Press Release

DBRS Comments on BOK Financial Corporation’s 2Q13 Results - Sr. at A (low): Stable Trend

Banking Organizations
August 01, 2013

DBRS, Inc. (DBRS) has today commented on BOK Financial Corporation’s (BOKF or the Company) 2Q13 financial results. BOKF has an Issuer & Senior Debt rating of A (low) with a Stable trend. The Company reported net income of $79.9 million for the quarter, down from $88.0 million for 1Q13, and $97.6 million for 2Q12. Earnings for 2Q13 equated to a 1.16% return on average assets and a 10.59% return on average equity, down moderately from last quarter’s results.

Balance sheet fundamentals for the quarter remained solid, and included improved asset quality, some loan growth, and the maintenance of a strong liquidity and capital profile. Overall, lower earnings reflected the non-recurrence of a 1Q13 negative provision for loan loss reserves, pressured net interest margin (NIM) and a decline in mortgage banking income.

Reflecting some noise from net gains/losses on derivatives, securities (including fair value option securities), and other assets, BOKFs non-interest income declined 5.2% sequentially to $150.8 million. Excluding these volatile components, core fee income improved 1.8% to $160.9 million, driven by higher levels of trust fees and commissions (up 11.2%), transaction card revenue (up 8.1%), brokerage and trading revenue (up 3.5%) and deposit service charges (up 4.3%). Higher trust fees and commissions were attributed to seasonal timing of tax service fees. Meanwhile, improved transaction card revenue was positively impacted by higher merchant service fees. Finally, BOKF’s largest fee component, mortgage banking income, decreased 8.4% sequentially, due to lower gain on sale margins and a shift in product mix to loans with narrower margins.

Spread income declined 1.9%, sequentially, to $167.2 million, due to an 11 basis point (bps) narrowing of NIM to 2.81%, and a 0.2% decrease in average earning assets. The narrower NIM was driven by declining earning asset yields outpacing decreasing funding costs. Meanwhile, the slight decline in average earning assets was mostly due to a 2.0% decrease in average available-for-sale (AFS) securities, partially offset by a 0.4% increase in average loans. Higher loans were driven by a 1.4% increase in commercial exposures.

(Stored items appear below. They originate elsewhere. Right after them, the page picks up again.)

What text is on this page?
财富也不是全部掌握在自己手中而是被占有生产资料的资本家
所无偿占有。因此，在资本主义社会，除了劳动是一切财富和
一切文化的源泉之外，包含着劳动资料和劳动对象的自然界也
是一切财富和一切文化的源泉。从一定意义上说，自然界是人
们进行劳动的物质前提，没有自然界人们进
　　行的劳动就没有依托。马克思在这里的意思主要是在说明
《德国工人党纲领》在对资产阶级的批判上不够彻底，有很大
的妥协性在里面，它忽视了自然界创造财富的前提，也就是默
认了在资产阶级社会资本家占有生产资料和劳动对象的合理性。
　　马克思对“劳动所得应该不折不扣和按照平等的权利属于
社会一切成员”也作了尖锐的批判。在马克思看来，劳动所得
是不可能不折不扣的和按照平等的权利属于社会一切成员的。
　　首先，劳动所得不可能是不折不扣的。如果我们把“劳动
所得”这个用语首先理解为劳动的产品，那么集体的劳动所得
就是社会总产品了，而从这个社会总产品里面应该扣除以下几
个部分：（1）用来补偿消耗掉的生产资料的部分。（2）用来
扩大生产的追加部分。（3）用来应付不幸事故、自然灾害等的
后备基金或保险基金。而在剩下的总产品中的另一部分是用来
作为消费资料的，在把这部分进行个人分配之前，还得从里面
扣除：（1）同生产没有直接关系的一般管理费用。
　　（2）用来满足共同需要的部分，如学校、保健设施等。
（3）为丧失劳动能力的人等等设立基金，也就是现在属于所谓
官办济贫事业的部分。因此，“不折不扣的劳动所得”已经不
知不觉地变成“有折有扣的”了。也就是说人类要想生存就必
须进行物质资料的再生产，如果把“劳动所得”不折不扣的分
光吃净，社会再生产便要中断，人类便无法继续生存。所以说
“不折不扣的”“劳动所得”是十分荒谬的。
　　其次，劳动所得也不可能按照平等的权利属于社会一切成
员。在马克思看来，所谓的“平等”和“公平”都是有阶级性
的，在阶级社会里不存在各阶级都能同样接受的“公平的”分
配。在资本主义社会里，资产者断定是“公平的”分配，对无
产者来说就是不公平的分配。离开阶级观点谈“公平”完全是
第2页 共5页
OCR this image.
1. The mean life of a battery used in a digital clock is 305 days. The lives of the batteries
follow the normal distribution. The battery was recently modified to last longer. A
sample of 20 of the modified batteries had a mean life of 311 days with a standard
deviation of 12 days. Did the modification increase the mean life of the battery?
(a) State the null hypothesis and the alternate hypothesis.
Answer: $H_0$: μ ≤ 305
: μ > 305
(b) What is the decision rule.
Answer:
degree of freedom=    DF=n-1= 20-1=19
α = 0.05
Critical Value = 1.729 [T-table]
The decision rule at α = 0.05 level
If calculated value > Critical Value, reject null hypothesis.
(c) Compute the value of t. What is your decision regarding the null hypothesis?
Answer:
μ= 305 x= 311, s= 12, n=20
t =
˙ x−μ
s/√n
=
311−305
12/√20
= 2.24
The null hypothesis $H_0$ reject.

Non-interest expense decreased 2.3%, sequentially, to $196.6 million, but was favorably impacted by a sizable swing in change in fair value of mortgage servicing rights. Excluding this component, operating expenses increased 3.4% to $210.9 million, reflecting higher levels of personnel cost (up 2.0%), and professional fees and services (up 20.0%). The increase in personnel costs was due to higher incentive compensation.

BOKF’s asset quality remains sound and improved, reflecting lower levels of non-performing assets (NPAs) and net charge-off (NCOs). Specifically, NPAs represented a manageable 2.24% of loans and OREO, at June 30, 2013, down from 2.32% at March 31, 2013. Meanwhile, NCOs remained minimal, representing a very low 0.08% of average loans for 2Q13. Continued sound asset quality and low NCOs supported the need for no provision for loan loss reserves in 2Q13 and an $8 million negative provision in 1Q13. Finally, DBRS views BOKF’s allowance for loan losses to be adequate at 166% of non-accruing loans and 1.6% of period-end loans.

The Company’s liquidity and capital profile remain strong. BOKF’s deposit base easily funds loans, as exhibited by its gross loans to deposit ratio of 63.8%. A large AFS securities portfolio, which represents 38.5% of total assets, along with access to the Federal Home Loan Bank and the Federal Reserve round out the Company’s liquidity profile. Finally, BOKF’s capital position remains ample reflecting a high tangible common equity (TCE) ratio of 9.38%, and estimated Tier 1 common ratio of 13.19%. DBRS notes that BOKF’s securities book was negatively impacted by higher interest rates in the quarter, and the contribution of unrealized securities gains to the TCE ratio declined by 36 bps sequentially.

Notes:
All figures are in U.S. dollars unless otherwise noted.

[Amended on May the 23rd, 2014 to remove unnecessary disclosures.]